Along with truth, we must practice civility. Although we have disagreed — often along party lines — we have generally been civil to one another and avoided the rancor of Washington. I urge you to go even further and look for new ways to work beyond party and act as Californians first.

I can see how the state’s cloistered leadership believes that Sacramento is a model of civility and camaraderie, but those of us who have opposed the Democratic priorities in the Capitol have rarely noticed any such outpourings of graciousness. In fact, the state’s legislative leadership loves to bring out the wedge issues and grind Republicans’ faces in things at every chance, on issues ranging from illegal immigration to bathrooms for transgendered people to you name it.

Sacramento is about as civil as one would expect in any one-party state.

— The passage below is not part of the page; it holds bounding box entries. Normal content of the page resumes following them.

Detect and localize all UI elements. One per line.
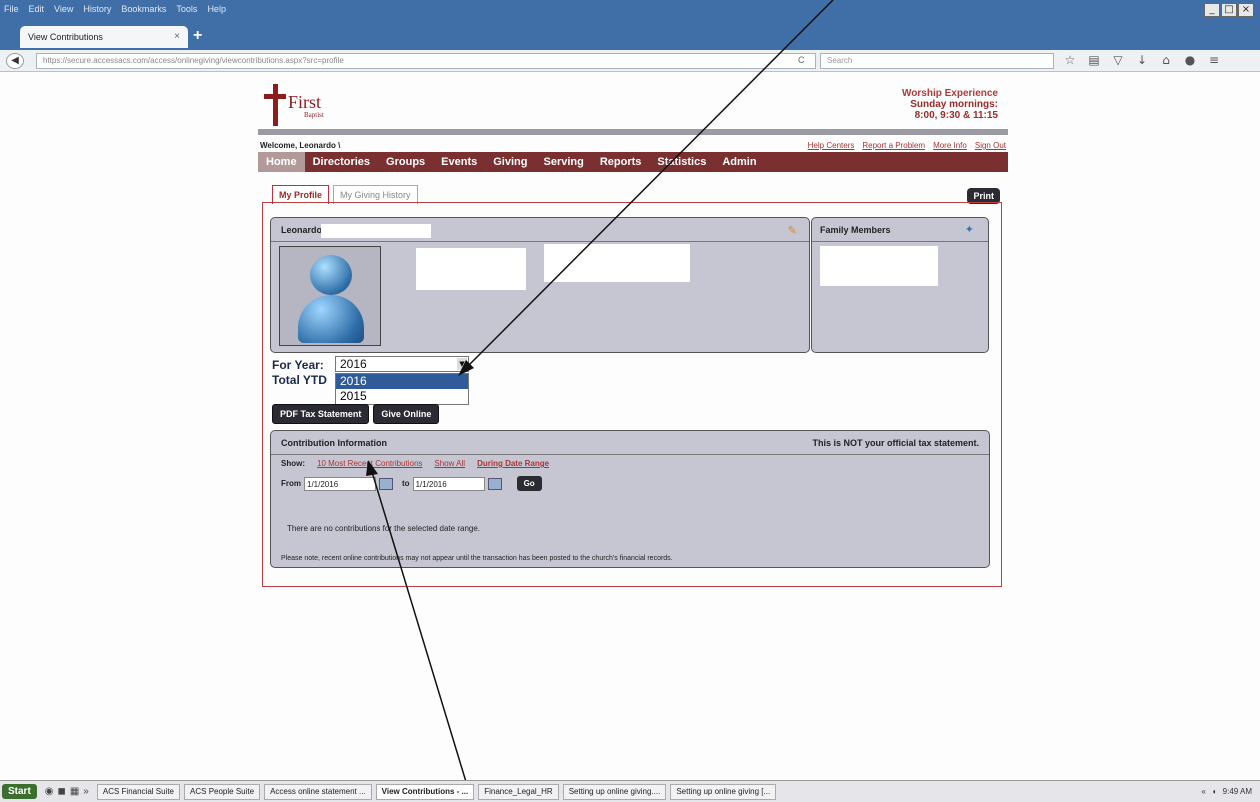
task-setting-up-giving-doc[interactable]: Setting up online giving [... — [670, 783, 777, 800]
annotation-arrows — [366, 0, 834, 796]
browser-icon[interactable]: ◉ — [45, 786, 54, 797]
arrowhead-pdf — [366, 460, 378, 476]
task-finance-folder[interactable]: Finance_Legal_HR — [478, 783, 559, 800]
system-tray: « ◖ 9:49 AM — [1195, 785, 1258, 798]
task-view-contributions[interactable]: View Contributions - ... — [375, 783, 475, 800]
volume-icon[interactable]: ◖ — [1212, 787, 1217, 796]
outlook-icon[interactable]: ◼ — [58, 786, 66, 797]
arrow-to-pdf-button — [371, 471, 471, 796]
taskbar: Start ◉ ◼ ▦ » ACS Financial Suite ACS Pe… — [0, 780, 1260, 802]
task-acs-people[interactable]: ACS People Suite — [184, 783, 261, 800]
task-access-statement[interactable]: Access online statement ... — [264, 783, 372, 800]
tray-chevron-icon[interactable]: « — [1201, 787, 1205, 796]
start-button[interactable]: Start — [2, 784, 37, 799]
desktop-icon[interactable]: ▦ — [70, 786, 79, 797]
more-chevron-icon[interactable]: » — [83, 786, 89, 797]
arrow-to-year-select — [467, 0, 834, 367]
clock[interactable]: 9:49 AM — [1223, 787, 1252, 796]
task-setting-up-giving-pdf[interactable]: Setting up online giving.... — [562, 783, 667, 800]
task-acs-financial[interactable]: ACS Financial Suite — [96, 783, 181, 800]
quick-launch: ◉ ◼ ▦ » — [45, 786, 89, 797]
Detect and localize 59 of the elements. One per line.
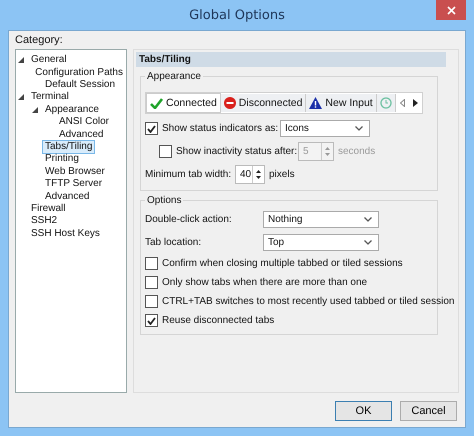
checkbox-label: CTRL+TAB switches to most recently used tabbed or tiled session [162, 296, 454, 307]
field-label: Double-click action: [145, 214, 233, 225]
tab-width-spinner[interactable]: 40 [235, 165, 265, 184]
tree-item[interactable]: Configuration Paths [32, 66, 126, 80]
checkbox-label: Show status indicators as: [162, 123, 276, 134]
tree-item[interactable]: Default Session [42, 78, 118, 92]
field-label: Minimum tab width: [145, 169, 231, 180]
checkbox-label: Show inactivity status after: [176, 146, 294, 157]
cancel-button[interactable]: Cancel [400, 401, 457, 421]
group-title: Appearance [146, 71, 202, 82]
left-arrow-icon [400, 99, 405, 107]
checkbox[interactable] [145, 122, 158, 135]
unit-label: seconds [338, 146, 376, 157]
tree-item[interactable]: SSH Host Keys [28, 226, 103, 241]
checkbox-label: Reuse disconnected tabs [162, 315, 274, 326]
tree-item[interactable]: Printing [42, 152, 82, 166]
tree-item[interactable]: TFTP Server [42, 177, 106, 192]
tree-item[interactable]: General [28, 53, 70, 68]
tree-item[interactable]: Firewall [28, 202, 68, 216]
indicator-style-dropdown[interactable]: Icons [280, 120, 370, 137]
checkbox[interactable] [145, 257, 158, 270]
close-icon [446, 6, 456, 14]
checkbox-label: Confirm when closing multiple tabbed or tiled sessions [162, 258, 403, 269]
tree-item[interactable]: SSH2 [28, 214, 60, 228]
tab-location-dropdown[interactable]: Top [263, 234, 379, 251]
expanded-arrow-icon[interactable] [18, 57, 24, 64]
expanded-arrow-icon[interactable] [18, 94, 24, 100]
panel-header: Tabs/Tiling [136, 52, 446, 67]
tree-item[interactable]: Terminal [28, 90, 72, 104]
checkbox[interactable] [145, 295, 158, 308]
right-arrow-icon [412, 99, 418, 107]
window-title: Global Options [189, 8, 285, 22]
checkbox[interactable] [145, 276, 158, 289]
warning-icon [309, 97, 322, 109]
double-click-dropdown[interactable]: Nothing [263, 211, 379, 228]
field-label: Tab location: [145, 237, 202, 248]
preview-tab[interactable]: Connected [146, 93, 221, 113]
group-title: Options [146, 195, 182, 206]
unit-label: pixels [269, 169, 295, 180]
chevron-down-icon [355, 126, 363, 131]
clock-icon [380, 97, 392, 109]
category-label: Category: [15, 33, 63, 47]
expanded-arrow-icon[interactable] [32, 106, 38, 113]
tree-item[interactable]: Advanced [42, 190, 92, 204]
tree-item[interactable]: Advanced [56, 128, 106, 142]
preview-tab[interactable]: New Input [306, 94, 377, 112]
checkbox[interactable] [145, 314, 158, 327]
chevron-down-icon [364, 217, 372, 222]
ok-button[interactable]: OK [335, 401, 392, 421]
check-icon [150, 98, 163, 108]
checkbox-label: Only show tabs when there are more than one [162, 277, 368, 288]
preview-tab[interactable]: Disconnected [220, 94, 306, 112]
no-entry-icon [224, 97, 236, 109]
tree-item[interactable]: ANSI Color [56, 115, 112, 130]
tree-item[interactable]: Tabs/Tiling [42, 140, 96, 154]
chevron-down-icon [364, 240, 372, 245]
tree-item[interactable]: Appearance [42, 102, 102, 117]
tree-item[interactable]: Web Browser [42, 164, 108, 179]
close-button[interactable] [436, 0, 466, 20]
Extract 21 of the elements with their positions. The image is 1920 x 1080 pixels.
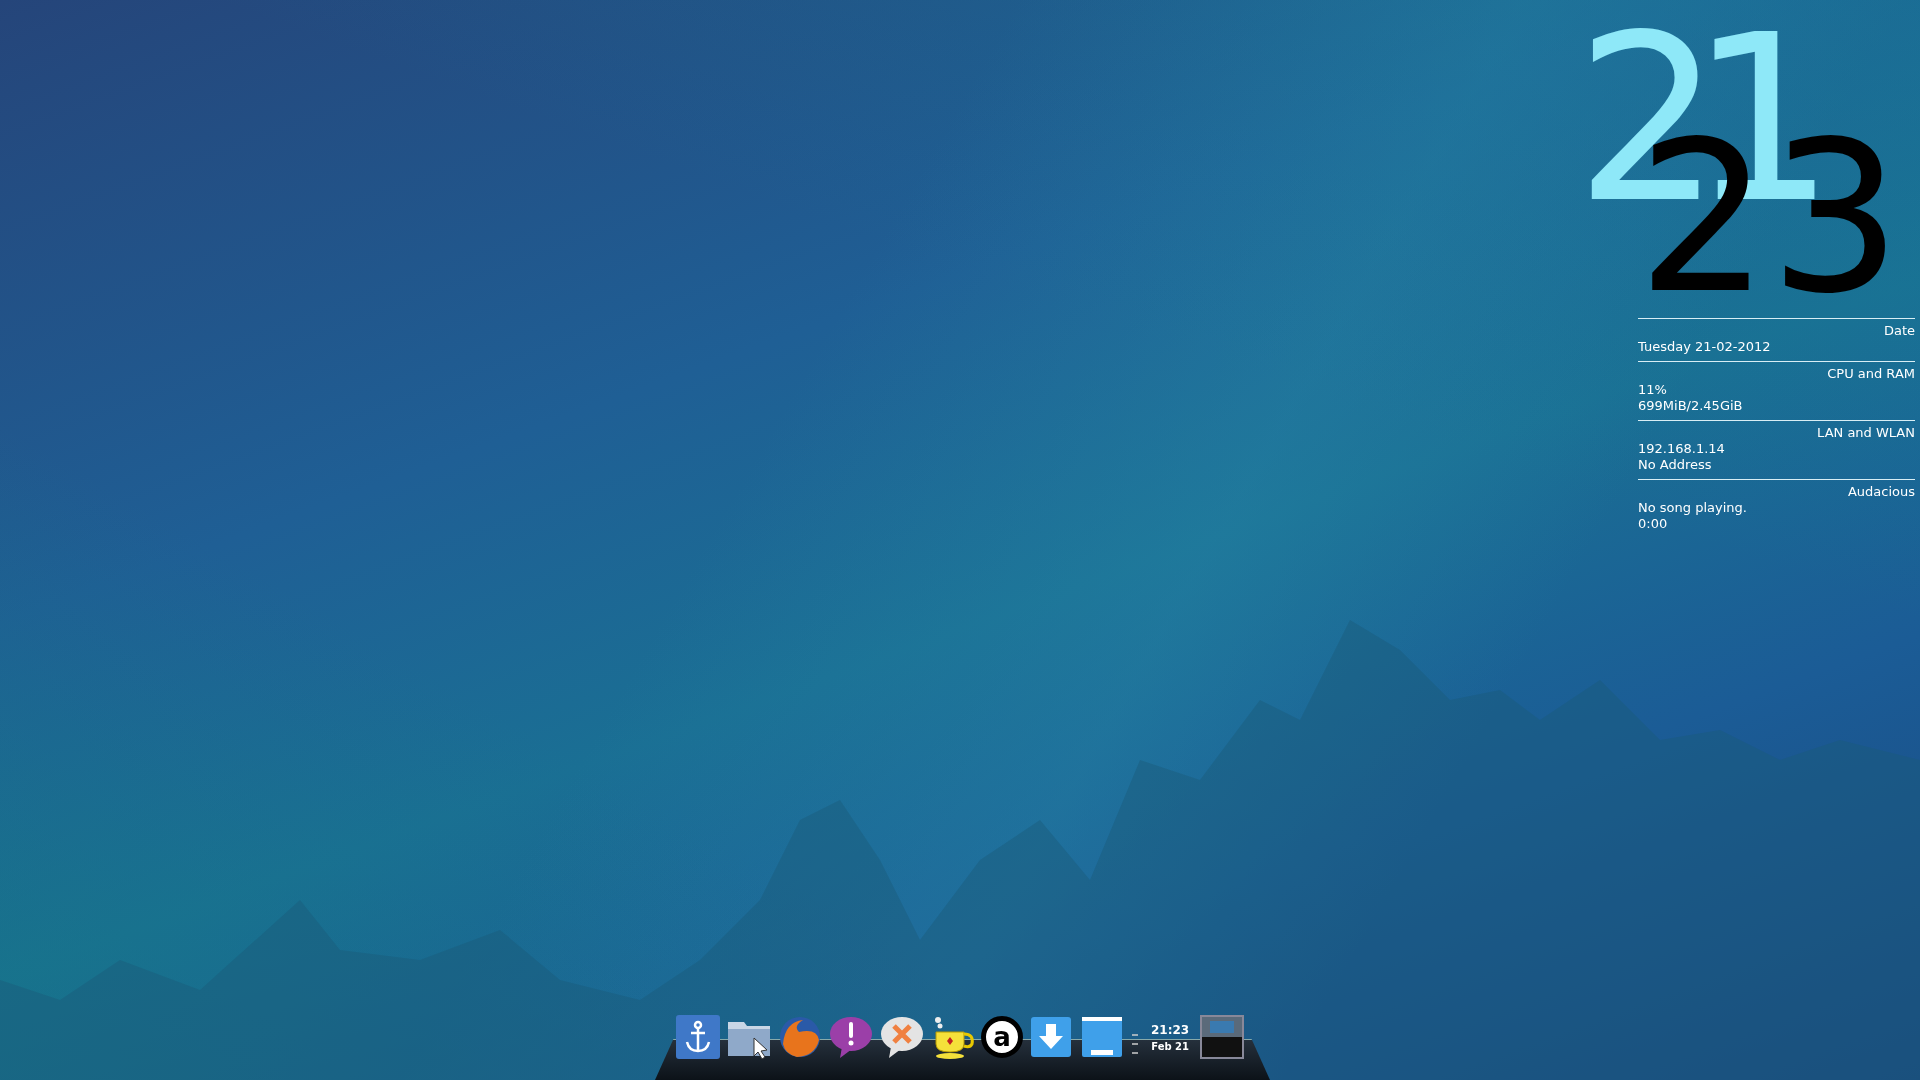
section-value: Tuesday 21-02-2012 [1638,339,1772,355]
dock-clock-date: Feb 21 [1151,1040,1189,1052]
section-title: CPU and RAM [1827,366,1915,382]
workspace-pager[interactable] [1200,1015,1245,1059]
section-value: 11% [1638,382,1668,398]
dock-clock-time: 21:23 [1151,1022,1190,1037]
section-value: 192.168.1.14 [1638,441,1726,457]
dock-separator-icon [1130,1032,1140,1056]
section-title: Audacious [1847,484,1915,500]
anchor-icon[interactable] [675,1014,721,1060]
section-title: Date [1883,323,1915,339]
cross-bubble-icon[interactable] [879,1014,925,1060]
section-value: No Address [1638,457,1713,473]
exclamation-bubble-icon[interactable] [828,1014,874,1060]
section-value: 0:00 [1638,516,1669,532]
globe-icon[interactable] [777,1014,823,1060]
section-value: No song playing. [1638,500,1748,516]
letter-circle-icon[interactable]: a [981,1016,1023,1058]
window-icon[interactable] [1079,1014,1125,1060]
section-value: 699MiB/2.45GiB [1638,398,1744,414]
section-title: LAN and WLAN [1817,425,1915,441]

My favorite example is when the Senate leadership brought up a resolution in 2014 condemning former Republican Gov. Pete Wilson for a 1994 initiative campaign. The leadership passed a resolution that “expressly acknowledges the harm caused to Californians through passage of the discriminatory and xenophobic Proposition 187 and its corresponding campaign.” The only reason to bring up a long-dead debate was to scare Democratic voters into showing up to the polls.

Even carefully crafted and sincere Republican proposals that deal with important fiscal issues, such as pension reform, are subject to vicious mockery in the Capitol. If Brown and his colleagues think the Capitol is civil, then it just shows that they need to get out a little more.

Even Brown’s most plausible example of bipartisanship is largely bunk. The governor said California Democrats can work with the Trump administration on building infrastructure: “We have roads and tunnels and railroads and even a dam that the president could help us with. And that will create good-paying American jobs.” Yet the governor has repeatedly short-changed infrastructure spending in his budgets, preferring instead to earmark dollars for social programs. Then he holds roads and reservoirs hostage — demanding that voters raise taxes to pay to improve these things.

Among Brown’s noted accomplishments: a boosted minimum wage, higher spending on government-funded health care, the endless fight against climate change, highly divisive efforts to reduce prison overcrowding, passage of a water bond that tilts more toward environmental projects than water storage, drivers’ licenses for illegal immigrants, etc. It’s about what one would expect. The Democrats are in charge and the voters here continue to return them to power, but it will be interesting to see how the rest of the country reacts if these are the types of wedge issues that Brown will use to stand up to the Trump administration.

In terms of high-minded rhetoric, Brown referred to California’s “spirit of perseverance and courage” and praised the state’s role as a magnet for immigrants, who make up 27 percent of its population. Historically, California has always been an entrepreneurial place and I, too, appreciate the state’s diverse population and welcoming attitudes. But the state’s Democrats are in denial about the role their policies have played in driving businesses to other states and making it tougher for newcomers to access the American Dream. They don’t see how their land-use controls have stifled housing development and have led to the nation’s highest poverty rates because of the resulting high cost of living.

We’ll see how the forthcoming debate unfolds, but Republicans might be getting what some of them have always dreamed of — Gov. Moonbeam as the national poster child for progressive policies. Fun times are no doubt ahead.